Siyonist işgale karşı elde edilen zaferin arkasında Hizbullah savaşçıları ile Lübnan ordusu arasındaki üst düzey işbirliği olduğunu vurgulayan Nasrallah, "2000 zaferinin temel ayağı ordu-direniş-halk denklemi olmuştur" dedi. Siyonistlerin 15 yıl kadar süren Lübnan işgali boyunca bütün batılı devletlerin Telaviv rejiminin yanında durduğunu kaydeden Nasrallah, bugün de tekfircilerle mücadele konusunda Lübnan halkının yalnız bırakıldığını fakat Ordu-direniş ve halk denkleminin tekfirci terör belasını Lübnan'dan uzaklaştırmayı başardığını ifade etti.
Öte yandan Riyad'da Trump'ın onur konuğu olarak katıldığı zirveye değinen Nasrallah, bu zirvenin İran ve direnişi hedefe oturtmak için düzenlendiğini söyledi. Riyad toplantısında katılımcıların aldıkları kararların hiç bir önemi olmadığını vurgulayan Nasrallah, zirvede yayınlanan sonuç deklarasyonunun meşru bir tarafı olmadığını ifade etti. Öyle ki toplantıya katılan Müslüman liderlerin bu deklarasyondan haberleri olmadığını ve bu deklarasyonu kabul etmeyeceklerini belirtti Nasrallah.
Riyad zirvesinin en basitinden Trump'ı övmek için tertip edildiğini belirten Nasrallah, İslam düşmanı olan Trump'ın Suudi Arabistan tarafından böylesi bir davetle müşerref kılınmasının anlamsızlığına dikkat çekti. Nasrallah Suudi Arabistan'ın dünya genelinde teröre verdiği destek konusunda çok yoğun eleştrilere maruz kalması üzerine böyle bir imaj düzeltme çalışmasına girdiğini kaydetti ve bütün dünyanın teröre aslında kimin destek verdiğini çok net bir biçimde bildiğini ifade etti.

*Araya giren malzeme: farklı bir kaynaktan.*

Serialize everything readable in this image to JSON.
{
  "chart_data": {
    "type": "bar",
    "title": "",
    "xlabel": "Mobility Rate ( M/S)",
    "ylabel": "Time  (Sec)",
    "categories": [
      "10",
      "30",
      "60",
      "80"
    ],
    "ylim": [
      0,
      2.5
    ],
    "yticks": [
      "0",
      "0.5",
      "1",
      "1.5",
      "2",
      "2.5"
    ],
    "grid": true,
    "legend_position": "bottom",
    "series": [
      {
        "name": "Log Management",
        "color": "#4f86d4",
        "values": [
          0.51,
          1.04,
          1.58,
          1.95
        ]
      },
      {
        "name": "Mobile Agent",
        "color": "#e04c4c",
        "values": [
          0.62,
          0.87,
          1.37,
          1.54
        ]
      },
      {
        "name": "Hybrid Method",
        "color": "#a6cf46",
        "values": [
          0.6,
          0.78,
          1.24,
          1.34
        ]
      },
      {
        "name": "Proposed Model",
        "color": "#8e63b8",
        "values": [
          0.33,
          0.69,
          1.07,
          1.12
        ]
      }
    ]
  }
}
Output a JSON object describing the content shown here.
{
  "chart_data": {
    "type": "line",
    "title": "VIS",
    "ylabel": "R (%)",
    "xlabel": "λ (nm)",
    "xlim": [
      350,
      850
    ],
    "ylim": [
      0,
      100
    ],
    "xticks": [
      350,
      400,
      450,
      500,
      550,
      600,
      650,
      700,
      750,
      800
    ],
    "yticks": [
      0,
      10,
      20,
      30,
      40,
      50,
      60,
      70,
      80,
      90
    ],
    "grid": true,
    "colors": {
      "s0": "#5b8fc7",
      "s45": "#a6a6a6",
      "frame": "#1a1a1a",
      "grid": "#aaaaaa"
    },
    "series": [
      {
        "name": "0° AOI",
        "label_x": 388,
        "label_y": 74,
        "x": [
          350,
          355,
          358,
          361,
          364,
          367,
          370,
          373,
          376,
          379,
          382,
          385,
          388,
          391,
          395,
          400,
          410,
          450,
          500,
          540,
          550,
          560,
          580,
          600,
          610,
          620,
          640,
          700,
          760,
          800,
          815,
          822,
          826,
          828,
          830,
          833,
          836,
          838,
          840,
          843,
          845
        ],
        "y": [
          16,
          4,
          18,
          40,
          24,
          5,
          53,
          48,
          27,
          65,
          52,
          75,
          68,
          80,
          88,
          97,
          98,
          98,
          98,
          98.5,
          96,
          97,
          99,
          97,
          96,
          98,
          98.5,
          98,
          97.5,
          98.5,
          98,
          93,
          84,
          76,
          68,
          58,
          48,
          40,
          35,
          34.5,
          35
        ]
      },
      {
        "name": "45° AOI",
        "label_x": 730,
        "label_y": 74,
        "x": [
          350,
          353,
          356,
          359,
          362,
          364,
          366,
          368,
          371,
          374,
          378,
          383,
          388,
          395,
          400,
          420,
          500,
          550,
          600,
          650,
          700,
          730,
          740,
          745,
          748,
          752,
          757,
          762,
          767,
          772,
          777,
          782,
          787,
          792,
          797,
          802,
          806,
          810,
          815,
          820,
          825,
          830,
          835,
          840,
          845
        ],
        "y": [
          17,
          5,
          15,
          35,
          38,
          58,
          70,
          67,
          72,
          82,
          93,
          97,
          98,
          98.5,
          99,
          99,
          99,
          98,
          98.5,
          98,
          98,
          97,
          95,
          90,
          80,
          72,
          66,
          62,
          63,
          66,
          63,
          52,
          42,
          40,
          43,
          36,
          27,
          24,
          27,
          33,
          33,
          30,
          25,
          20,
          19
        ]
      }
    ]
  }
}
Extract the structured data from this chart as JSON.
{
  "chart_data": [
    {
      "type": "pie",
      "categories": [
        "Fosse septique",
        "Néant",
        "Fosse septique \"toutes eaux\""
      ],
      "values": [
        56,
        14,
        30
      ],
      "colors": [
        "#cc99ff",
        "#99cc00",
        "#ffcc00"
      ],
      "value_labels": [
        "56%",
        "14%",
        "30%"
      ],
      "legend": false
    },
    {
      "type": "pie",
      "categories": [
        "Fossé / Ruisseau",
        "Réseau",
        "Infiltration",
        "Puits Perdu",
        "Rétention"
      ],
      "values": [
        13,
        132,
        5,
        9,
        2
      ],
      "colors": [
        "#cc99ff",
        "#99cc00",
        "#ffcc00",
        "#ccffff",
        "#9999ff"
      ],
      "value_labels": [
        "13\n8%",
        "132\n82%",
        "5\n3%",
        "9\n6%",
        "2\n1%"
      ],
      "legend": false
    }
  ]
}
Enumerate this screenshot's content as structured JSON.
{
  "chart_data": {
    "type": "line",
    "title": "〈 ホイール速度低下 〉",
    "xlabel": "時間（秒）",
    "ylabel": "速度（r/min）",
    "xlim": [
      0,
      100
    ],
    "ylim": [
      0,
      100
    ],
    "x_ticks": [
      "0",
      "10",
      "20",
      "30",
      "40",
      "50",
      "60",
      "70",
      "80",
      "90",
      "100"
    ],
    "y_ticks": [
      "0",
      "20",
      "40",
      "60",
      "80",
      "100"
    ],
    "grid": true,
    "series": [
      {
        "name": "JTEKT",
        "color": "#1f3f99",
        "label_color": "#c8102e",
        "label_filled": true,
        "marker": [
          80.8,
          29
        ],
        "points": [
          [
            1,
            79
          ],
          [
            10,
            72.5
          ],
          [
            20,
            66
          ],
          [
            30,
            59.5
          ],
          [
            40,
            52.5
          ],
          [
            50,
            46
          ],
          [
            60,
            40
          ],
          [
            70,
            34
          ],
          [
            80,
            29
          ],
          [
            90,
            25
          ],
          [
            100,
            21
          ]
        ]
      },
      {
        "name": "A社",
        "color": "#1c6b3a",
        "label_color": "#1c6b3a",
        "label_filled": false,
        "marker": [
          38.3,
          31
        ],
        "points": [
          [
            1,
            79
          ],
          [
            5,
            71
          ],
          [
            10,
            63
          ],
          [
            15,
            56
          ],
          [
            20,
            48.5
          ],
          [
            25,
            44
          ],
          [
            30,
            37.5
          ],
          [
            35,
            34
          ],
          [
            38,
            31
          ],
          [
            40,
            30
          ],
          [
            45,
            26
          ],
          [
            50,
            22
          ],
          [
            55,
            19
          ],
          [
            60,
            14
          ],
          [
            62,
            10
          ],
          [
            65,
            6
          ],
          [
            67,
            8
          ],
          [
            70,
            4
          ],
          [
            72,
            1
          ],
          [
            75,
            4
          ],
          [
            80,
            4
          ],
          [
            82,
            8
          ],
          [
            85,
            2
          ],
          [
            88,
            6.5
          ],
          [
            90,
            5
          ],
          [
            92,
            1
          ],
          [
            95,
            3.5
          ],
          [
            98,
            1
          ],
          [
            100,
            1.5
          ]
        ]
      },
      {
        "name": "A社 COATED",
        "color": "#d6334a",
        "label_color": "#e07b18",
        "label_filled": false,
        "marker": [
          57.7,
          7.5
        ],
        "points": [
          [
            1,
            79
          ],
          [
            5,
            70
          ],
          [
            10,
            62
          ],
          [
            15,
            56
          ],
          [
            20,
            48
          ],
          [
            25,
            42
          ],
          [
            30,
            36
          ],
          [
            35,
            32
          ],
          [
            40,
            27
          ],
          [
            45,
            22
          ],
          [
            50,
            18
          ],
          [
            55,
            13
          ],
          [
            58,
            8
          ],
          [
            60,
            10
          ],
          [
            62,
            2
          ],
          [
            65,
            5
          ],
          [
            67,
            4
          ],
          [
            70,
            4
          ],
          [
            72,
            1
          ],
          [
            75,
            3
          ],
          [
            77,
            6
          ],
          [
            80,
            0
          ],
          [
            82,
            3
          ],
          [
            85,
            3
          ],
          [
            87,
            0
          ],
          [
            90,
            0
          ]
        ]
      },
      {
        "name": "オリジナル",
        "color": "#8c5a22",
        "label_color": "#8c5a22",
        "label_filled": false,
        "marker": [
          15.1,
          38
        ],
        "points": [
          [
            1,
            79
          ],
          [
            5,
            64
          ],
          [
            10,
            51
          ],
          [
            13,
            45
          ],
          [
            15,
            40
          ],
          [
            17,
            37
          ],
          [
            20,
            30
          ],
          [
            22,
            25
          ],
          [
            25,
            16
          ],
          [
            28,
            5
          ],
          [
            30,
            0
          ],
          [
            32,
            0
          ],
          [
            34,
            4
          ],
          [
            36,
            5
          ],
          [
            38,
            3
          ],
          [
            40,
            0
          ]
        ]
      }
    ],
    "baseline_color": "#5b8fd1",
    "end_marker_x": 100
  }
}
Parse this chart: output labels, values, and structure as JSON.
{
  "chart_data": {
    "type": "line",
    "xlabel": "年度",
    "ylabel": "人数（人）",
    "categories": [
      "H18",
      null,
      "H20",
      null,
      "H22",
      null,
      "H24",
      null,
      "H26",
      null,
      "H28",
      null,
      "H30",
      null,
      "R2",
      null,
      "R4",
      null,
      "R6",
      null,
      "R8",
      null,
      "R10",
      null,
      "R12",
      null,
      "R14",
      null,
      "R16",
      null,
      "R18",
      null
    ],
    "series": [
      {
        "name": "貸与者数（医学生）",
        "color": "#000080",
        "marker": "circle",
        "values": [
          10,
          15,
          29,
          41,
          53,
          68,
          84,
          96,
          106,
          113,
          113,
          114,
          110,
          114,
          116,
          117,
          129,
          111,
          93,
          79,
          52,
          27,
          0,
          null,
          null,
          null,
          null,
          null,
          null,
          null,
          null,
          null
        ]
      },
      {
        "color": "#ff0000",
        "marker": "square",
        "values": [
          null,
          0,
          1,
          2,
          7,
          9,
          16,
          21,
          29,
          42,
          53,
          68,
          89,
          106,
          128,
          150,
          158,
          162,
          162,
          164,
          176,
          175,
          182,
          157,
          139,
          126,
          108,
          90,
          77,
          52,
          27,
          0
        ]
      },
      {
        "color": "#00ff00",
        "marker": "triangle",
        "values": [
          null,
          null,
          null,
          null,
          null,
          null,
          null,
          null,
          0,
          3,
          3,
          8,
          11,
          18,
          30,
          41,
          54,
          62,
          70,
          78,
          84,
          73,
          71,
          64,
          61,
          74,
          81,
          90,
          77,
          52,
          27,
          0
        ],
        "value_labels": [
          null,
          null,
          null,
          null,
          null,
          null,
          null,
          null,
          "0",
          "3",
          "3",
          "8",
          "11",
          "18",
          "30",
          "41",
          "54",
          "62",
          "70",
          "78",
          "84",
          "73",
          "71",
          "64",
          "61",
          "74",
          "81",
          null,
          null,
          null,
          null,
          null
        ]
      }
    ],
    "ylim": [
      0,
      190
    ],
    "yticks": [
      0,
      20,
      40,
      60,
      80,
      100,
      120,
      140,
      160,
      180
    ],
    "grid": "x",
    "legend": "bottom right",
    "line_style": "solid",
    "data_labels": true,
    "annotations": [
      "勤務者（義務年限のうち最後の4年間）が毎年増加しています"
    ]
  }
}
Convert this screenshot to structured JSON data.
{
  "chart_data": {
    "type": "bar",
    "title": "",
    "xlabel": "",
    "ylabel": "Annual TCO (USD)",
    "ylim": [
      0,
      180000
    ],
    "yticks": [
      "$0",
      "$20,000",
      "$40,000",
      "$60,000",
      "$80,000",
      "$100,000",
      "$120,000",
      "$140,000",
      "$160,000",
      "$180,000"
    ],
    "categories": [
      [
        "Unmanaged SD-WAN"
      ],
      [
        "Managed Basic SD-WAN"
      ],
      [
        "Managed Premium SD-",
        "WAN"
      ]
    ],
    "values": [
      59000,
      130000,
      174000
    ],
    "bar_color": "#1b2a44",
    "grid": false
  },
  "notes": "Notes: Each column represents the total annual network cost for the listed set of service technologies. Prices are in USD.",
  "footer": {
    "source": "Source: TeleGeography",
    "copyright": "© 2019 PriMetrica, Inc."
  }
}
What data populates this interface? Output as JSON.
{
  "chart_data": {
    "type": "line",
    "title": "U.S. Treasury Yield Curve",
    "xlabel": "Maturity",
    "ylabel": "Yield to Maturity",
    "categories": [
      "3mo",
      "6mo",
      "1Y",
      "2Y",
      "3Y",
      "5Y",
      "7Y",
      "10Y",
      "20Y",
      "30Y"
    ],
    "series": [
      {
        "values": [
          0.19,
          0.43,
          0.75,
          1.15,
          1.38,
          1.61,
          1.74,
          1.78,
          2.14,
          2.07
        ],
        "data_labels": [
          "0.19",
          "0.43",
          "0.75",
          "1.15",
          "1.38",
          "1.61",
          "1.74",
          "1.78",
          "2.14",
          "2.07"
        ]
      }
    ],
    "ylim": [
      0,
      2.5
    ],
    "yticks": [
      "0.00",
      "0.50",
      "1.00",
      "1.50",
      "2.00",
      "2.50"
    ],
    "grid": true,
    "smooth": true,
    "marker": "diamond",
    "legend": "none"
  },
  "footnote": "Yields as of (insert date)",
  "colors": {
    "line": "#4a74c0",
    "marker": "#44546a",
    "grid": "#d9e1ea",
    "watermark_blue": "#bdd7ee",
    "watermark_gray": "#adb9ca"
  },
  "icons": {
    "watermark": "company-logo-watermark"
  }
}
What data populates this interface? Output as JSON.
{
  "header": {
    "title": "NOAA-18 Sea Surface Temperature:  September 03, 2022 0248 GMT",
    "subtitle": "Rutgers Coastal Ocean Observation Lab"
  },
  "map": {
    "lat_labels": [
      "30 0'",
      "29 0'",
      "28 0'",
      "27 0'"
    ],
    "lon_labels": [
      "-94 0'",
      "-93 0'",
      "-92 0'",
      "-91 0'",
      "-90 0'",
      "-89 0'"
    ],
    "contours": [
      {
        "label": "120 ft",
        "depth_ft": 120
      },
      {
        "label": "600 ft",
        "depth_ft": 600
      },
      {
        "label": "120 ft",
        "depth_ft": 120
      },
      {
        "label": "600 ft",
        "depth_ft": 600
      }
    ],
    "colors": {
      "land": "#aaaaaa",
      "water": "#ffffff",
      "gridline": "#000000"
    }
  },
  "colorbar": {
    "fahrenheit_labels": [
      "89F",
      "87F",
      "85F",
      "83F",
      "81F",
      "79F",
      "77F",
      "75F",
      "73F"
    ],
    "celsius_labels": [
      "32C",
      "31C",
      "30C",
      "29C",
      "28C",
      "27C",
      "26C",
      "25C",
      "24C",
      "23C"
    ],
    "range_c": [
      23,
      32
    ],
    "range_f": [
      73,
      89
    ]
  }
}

Bahreyn'deki zulme de dikkat çeken Nasrallah, Bahreyn'deki aali Halife rejiminin barışçıl protestoculara karşı işlediği suçların görülmesi gerektiğini ifade etti. Bahreyn'de 77 yaşındaki alim Şeyh İsa Kasım'ın biran önce serbest bırakılması gerektiğini belirten Nasrallah, Bahreyn'in kendi halkına karşı giriştiği hain saldırılara son vermesi çağrısında bulundu.
Diğer taraftan Yemen'de yaşanan insanlık dramına değinen Nasrallah, Yemen halkının Riyad rejiminin işlediği insanlık suçları karşısında sergilediği direnişçi tavrın her türlü takdirin üstünde olduğunu ifade etti. Riyad zirvesinde imzalanan anlaşmaların Suud rejiminin Yemen'de işlediği insanlık suçlarını görmezden gelmesi için ABD'ye ödediği yüzmilyarlarca dolarlık rüşvet anlamına geldiğini belirten Nasrallah, Suudi Arabistan'ın Yemen'de açık ve net bir şekilde yenilgiye uğradığını ifade etti.
Suudi Arabistan'ın İran'a düşmanlık beslemesinin ve bu düşmanlığı dış güçlerden medet umarak geliştirmeye çalışmasının hiçbir sonuç vermeyeceğini vurgulayan Nasrallah, Suud rejiminin İran'ın geliştirdiği diyalog ve müzakere masasına oturmayı kabul etmesi nasihatinda bulundu.